Posted: 07th Mar, 2008 By: MarkJ
The Register has managed to do an interesting interview (
here) with Phorm's CEO Kent Ertegrul. Naturally it concerns the controversy surrounding Phorm's relationship with several UK ISPs, which anonymously tracks the websites you visit to help develop targeted advertising campaigns:
Were you working with BT last summer when Register readers noticed suspicious redirects to sysip.net?KE: We've been working with BT for quite some time. The announcement wasn't the product of a couple of weeks' discussions.
The BT engineers evaluated our system, but I can't comment on the exact nature of any evaluation that they did.
I understand that BT has said it's looking into exactly what happened when people were seeing sysip.net [see here for the original story] and I think that what you're going to find is that it will respond shortly but we have to defer to them.
[Hello BT press office.

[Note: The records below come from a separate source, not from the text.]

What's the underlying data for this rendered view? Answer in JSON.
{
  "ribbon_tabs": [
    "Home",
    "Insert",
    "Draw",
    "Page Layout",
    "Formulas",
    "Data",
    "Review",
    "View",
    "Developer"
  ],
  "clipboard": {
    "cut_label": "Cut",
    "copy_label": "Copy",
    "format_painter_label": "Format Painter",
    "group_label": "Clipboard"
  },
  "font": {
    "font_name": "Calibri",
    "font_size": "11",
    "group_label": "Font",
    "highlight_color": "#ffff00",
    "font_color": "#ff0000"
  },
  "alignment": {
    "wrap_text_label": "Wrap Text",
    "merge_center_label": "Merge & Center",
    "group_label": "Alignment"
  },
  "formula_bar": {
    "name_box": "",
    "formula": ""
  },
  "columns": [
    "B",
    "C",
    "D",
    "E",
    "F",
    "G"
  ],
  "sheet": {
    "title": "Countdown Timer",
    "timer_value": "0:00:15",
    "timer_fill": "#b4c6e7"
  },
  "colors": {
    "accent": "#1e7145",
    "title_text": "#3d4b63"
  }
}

You have our number. It's good to talk.]
Ok, but one thing that has come across from our readers is that people think the way it's being sold to them as ISP customers is slightly underhand in that they're being told it's an anti-phishing technology.KE: It's not being sold to anybody. All we've said is "this is what we're doing". There's nothing underhanded about that at all. very often there's quite a big difference between what things appear to be and what they actually are.
Putting aside the privacy stuff, how well do you think the ISPs have handled this announcement? Our readers have been getting some very confused responses from customer services.KE: I think you're going to see them handle it very differently when they actually deploy. We've come out with this and it's caused controversy, but if we hadn't said anything, everyone would have said "wooo, secret plot", but the ISPs are the ultimate keeper of the relationship with their customer. They'd be stupid to mishandle that relationship.
When they actually deploy they'll message their customers in many different ways. When it launches the first thing you'll see is a browser window telling you it's switched on.
Meanwhile an article on
BBC News Online (
here) has comments from two "
respected privacy campaigners" that praise Phorms user protection measures:
Campaigner Simon Davies said: "We were impressed with the effort that had been put into minimising the collection of personal information."
Mr Davies and Gus Hosein were invited by Phorm to assess its privacy protection measures. The two work with campaign group Privacy International but their work for Phorm was done as part of a new privacy start-up, 80/20 Thinking Ltd.